Often, a facility may give you little notice when they are ready to discharge, leaving you scrambling for a quick solution. Always try us first, because we may have had a last minute cancellation or have a crew that will be dropping off close by that we can work in to their schedule.

What if my relative needs oxygen during the transport?

MMT is able to continue oxygen if the patient is already receiving it, or if they have orders to have it on standby (PRN). We are not able to initiate the use of oxygen without a doctors order however, since it is considered a prescription RX.

Is my relative’s condition too serious for you to accommodate?

A quick medical inquiry over the phone will determine if there is anything going on with the patient that is outside of the scope of our care. If the person initiating the call is not clear about all of the patients needs, we will contact the medical facility for them to be sure. Most patients who have been discharged from a hospital or cleared by their physician to be transported out of state, are stable enough to travel with MMT.

Do you have medical trained personnel in the van during a ride?

Yes. MMT was the first dedicated non-emergency service to insist that our vehicles have medically trained personnel. We’ve had this requirement since our inception in 1997.

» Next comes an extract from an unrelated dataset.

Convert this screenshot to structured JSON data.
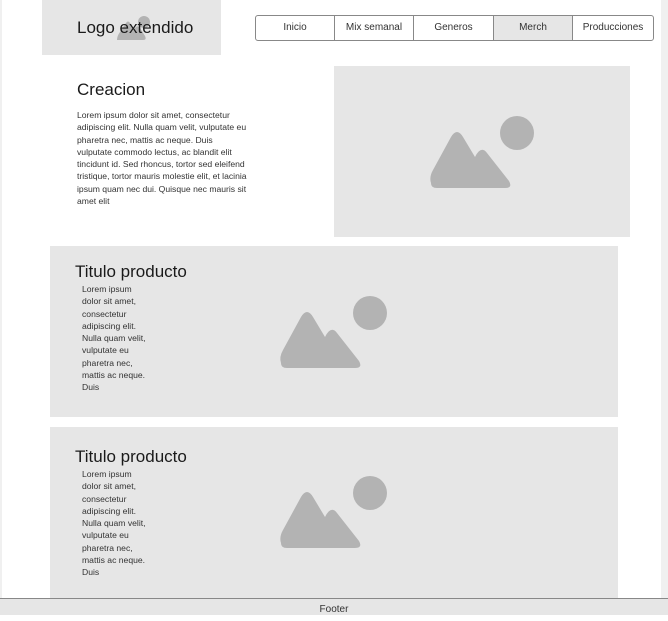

Our staff have backgrounds as CNA’s, EMT’s, Paramedics, and in nursing. Because we are not licensed or functioning as an ambulance, we do not have the equipment on board like cardiac monitors, drug boxes, etc.., and are not licensed to practice in these non emergency vans. Medical personnel are used by us because of their expertise in addressing patients with a wide variety of conditions from dementia to fractured hips to Parkinson’s and strokes. We also use trained medical staff because they understand how to navigate the hospitals and nursing facilities that we frequent, and recognize when a patients condition may warrant emergency intervention while in our care.

We strive to keep our standards more strict than what the industry requires. EMT’s and Paramedics can recognize if something isn’t right with the patient. They can lift, turn and transfer them, accommodate feeding them and changing them while in the back of a vehicle on a stretcher. Even though their presence is not a requirement as an industry standard, we recognize the importance of their knowledge and ability to make the ride for your relative as safe and comfortable as possible.